Most people who report having ASMR first experienced it in childhood. It might have been a teacher who spoke with a certain accent, or a particular television program. Normally children react in one of two was to these experiences either they; assume that everybody reacts like they do to those triggers; or assume that they are the only one that reacts this way, possibly that their brain is mis-wired or somehow faulty.
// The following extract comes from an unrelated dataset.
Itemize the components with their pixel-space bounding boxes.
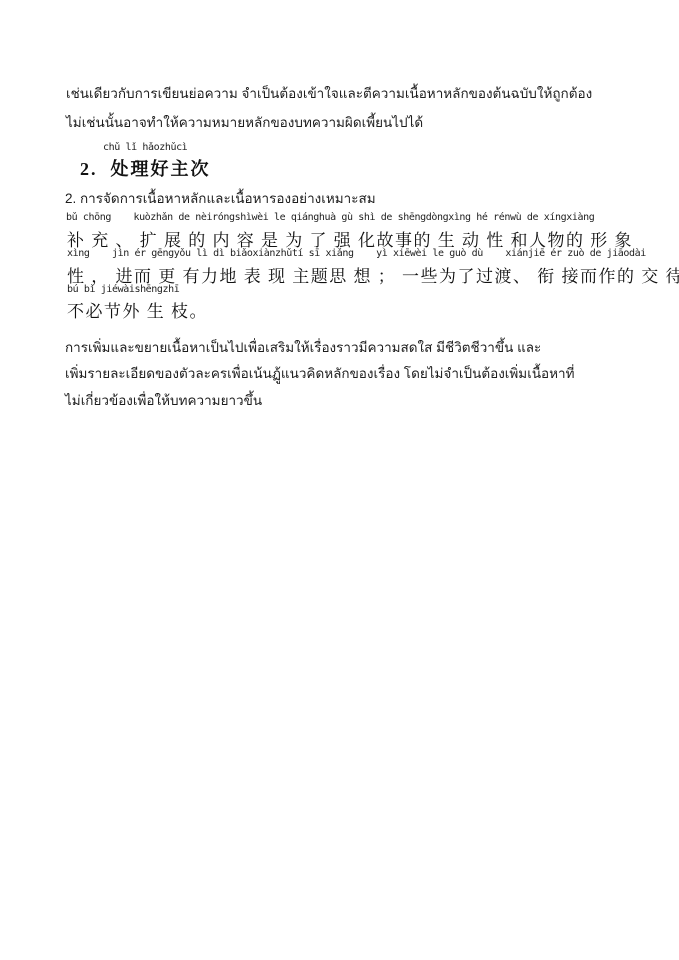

If this sounds like something you can relate to, I recommend that you watch some ASMR videos online to see if they trigger the response in you.

What are the common ASMR triggers?

There are a long list of ways people can have their ASMR triggered, some people can in fact trigger their own ASMR just by thinking about it. There are some common themes which seem to come up most often in the videos posted online designed specifically to trigger ASMR. Some of these include:

  • Whispering

  • Mild accents

  • Scratching, tapping, clicking

  • Touching the hair and/or head

  • Close personal attention

  • Concentration on a task

There are countless others too. Most ASMR videos you find online will combine several of these triggers to give the best effect, but even then not every video or combination will work for you.

What is the point of ASMR?

There isn't a particular reason for ASMR, at least not that we know of yet, however there are several ways you can use the effect to your benefit. These can include:

  • To relieve tension or stress, like a guided meditation.

  • To overcome insomnia.

  • To practice mindfulness.

  • As a method for coping with anxiety, or panic attacks.

  • To assist in releasing guilt or anger.